Univariate Gausian Distributions

Let us compute KL divergence for two univariate normal distributions using Tensorflow Probabilities functions.

  • Create $p$ and $q$ distributions, using $\mu = { 1, 2 }$ and $\sigma={ 1, 0.5 }$
  • Compute the divergence using tensorflow distributions
𝜇_q = 1
𝜎_q = 1
𝜇_p = 2
𝜎_p = 0.5

distribution_q = tfd.Normal(loc=𝜇_q, scale=𝜎_q)
distribution_p = tfd.Normal(loc=𝜇_p, scale=𝜎_p)
n_samples = 1000
samples_q = distribution_q.sample(n_samples)
samples_p = distribution_p.sample(n_samples)

plt.figure(figsize=(20, 5))
plt.subplot(1, 2, 1)
plt.hist(samples_q, bins=50, density=True)
plt.subplot(1, 2, 2)
plt.hist(samples_p, bins=50, density=True)

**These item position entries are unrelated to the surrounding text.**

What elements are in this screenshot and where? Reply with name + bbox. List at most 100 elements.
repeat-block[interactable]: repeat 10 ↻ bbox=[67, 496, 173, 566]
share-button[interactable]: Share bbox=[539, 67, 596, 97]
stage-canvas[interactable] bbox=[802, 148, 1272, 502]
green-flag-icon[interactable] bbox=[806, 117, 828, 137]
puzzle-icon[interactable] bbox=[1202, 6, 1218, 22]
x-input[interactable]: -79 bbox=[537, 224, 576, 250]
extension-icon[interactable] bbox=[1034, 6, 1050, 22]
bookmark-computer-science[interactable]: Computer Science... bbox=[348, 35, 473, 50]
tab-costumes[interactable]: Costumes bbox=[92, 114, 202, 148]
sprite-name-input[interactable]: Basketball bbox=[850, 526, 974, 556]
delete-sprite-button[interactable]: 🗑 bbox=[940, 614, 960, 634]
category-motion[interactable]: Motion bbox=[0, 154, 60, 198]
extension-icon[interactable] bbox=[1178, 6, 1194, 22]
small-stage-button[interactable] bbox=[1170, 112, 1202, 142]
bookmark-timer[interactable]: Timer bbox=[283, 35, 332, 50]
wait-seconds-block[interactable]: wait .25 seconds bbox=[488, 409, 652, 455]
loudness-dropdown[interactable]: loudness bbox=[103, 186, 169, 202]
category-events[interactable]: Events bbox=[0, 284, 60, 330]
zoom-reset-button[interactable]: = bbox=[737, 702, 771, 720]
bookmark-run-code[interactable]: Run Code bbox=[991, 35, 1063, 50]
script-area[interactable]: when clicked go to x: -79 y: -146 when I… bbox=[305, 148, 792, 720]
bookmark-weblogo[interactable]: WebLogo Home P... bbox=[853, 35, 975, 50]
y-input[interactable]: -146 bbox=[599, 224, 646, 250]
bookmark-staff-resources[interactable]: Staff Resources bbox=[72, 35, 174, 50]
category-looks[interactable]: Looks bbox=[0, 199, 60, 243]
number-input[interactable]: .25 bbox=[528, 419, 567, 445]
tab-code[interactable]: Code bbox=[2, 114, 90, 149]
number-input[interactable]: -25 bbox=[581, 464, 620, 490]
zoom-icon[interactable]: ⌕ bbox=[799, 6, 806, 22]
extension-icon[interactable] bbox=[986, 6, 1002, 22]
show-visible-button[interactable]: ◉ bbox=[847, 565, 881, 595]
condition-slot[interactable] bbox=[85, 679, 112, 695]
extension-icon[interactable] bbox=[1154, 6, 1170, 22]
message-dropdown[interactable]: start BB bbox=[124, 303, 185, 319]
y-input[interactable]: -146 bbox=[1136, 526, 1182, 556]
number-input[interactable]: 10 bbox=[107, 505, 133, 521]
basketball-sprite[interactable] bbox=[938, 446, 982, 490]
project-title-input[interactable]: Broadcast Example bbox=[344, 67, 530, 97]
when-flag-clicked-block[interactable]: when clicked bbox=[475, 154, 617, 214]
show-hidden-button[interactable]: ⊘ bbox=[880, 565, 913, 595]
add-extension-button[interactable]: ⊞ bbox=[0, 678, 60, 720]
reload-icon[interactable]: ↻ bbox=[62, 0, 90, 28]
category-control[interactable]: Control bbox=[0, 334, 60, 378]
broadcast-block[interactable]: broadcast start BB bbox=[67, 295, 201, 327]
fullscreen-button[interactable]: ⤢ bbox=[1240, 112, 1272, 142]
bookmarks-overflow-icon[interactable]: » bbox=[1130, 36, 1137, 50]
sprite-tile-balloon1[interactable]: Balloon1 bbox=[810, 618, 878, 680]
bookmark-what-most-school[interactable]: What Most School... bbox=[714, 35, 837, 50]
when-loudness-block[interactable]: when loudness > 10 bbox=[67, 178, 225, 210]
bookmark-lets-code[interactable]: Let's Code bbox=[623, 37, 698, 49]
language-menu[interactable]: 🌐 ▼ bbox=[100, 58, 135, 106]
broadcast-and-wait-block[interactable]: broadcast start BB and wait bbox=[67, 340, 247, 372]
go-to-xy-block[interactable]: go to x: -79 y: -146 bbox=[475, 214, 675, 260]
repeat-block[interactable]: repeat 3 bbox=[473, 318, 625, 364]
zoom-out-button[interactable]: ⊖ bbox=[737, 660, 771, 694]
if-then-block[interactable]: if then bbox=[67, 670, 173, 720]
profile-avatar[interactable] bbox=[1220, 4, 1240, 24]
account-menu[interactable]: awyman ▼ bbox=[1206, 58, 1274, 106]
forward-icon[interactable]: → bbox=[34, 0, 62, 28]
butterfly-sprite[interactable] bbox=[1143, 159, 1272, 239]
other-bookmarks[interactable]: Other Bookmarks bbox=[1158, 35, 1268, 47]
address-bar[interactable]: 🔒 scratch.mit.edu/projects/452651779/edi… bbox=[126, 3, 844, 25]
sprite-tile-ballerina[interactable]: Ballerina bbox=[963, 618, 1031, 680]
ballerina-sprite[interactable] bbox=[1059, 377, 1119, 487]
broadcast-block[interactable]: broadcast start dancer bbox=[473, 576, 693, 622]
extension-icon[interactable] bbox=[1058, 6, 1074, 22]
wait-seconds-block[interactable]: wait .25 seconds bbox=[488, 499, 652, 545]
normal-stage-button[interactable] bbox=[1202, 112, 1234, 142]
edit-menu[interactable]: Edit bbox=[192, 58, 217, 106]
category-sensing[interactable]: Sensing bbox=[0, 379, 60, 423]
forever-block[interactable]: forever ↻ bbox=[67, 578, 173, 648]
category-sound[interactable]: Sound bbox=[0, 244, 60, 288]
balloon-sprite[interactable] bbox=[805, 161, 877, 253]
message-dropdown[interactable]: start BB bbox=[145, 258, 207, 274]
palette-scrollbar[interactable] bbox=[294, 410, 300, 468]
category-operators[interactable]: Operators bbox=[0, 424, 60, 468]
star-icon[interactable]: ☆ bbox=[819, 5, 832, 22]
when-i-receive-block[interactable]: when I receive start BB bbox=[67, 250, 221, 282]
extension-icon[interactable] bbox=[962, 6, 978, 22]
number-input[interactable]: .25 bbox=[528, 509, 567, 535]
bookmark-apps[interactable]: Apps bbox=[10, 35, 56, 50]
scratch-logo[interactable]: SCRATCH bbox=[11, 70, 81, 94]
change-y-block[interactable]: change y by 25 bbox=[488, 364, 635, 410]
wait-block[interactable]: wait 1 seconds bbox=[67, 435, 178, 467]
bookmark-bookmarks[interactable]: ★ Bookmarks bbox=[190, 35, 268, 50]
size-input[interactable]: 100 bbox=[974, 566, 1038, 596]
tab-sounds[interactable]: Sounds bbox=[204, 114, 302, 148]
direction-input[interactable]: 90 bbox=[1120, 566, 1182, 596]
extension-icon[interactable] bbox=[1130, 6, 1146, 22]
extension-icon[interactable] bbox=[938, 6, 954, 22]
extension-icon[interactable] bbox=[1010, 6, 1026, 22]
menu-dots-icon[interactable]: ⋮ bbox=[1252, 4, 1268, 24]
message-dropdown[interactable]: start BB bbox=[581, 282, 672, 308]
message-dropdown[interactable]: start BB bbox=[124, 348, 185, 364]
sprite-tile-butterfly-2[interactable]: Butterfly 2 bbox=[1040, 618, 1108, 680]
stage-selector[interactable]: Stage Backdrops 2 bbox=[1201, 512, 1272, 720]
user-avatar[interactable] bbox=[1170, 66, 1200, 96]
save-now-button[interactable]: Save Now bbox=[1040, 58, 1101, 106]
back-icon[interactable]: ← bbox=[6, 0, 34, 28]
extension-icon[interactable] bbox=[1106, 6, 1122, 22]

Observe the distribution mean and the spread in the above histograms. Further let us calculate the KL divergence

tfd.kl_divergence(distribution_q, distribution_p)
<tf.Tensor: shape=(), dtype=float32, numpy=2.8068528>


Note when we swap the distribution KLD value varies, hence it is not a measure of distance but divergence

tfd.kl_divergence(distribution_p, distribution_q)
<tf.Tensor: shape=(), dtype=float32, numpy=0.6371457>

Fair Coin vs Unfair Coin

distribution_q = tfd.Categorical(probs=[0.5, 0.5])

distribution_p = tfd.Categorical(probs=[0.99, 0.01])

samples_q = distribution_q.sample(n_samples)
samples_p = distribution_p.sample(n_samples)

plt.figure(figsize=(20, 5))
plt.subplot(1, 2, 1)
plt.hist(samples_q, bins=3, density=True)
plt.subplot(1, 2, 2)
plt.hist(samples_p, bins=3, density=True)


tfd.kl_divergence(distribution_q, distribution_p)
<tf.Tensor: shape=(), dtype=float32, numpy=1.6144631>

2 Fair Coins

tfd.kl_divergence(distribution_q, distribution_q)
<tf.Tensor: shape=(), dtype=float32, numpy=0.0>


In this post, we dived deep into KL-Divergence formula and how it is derived. Also learnt the significance of KL divergence in cross-entropy calculation. Further, we calculated KLD for various probability distributions understood the efficacy of the algorithm.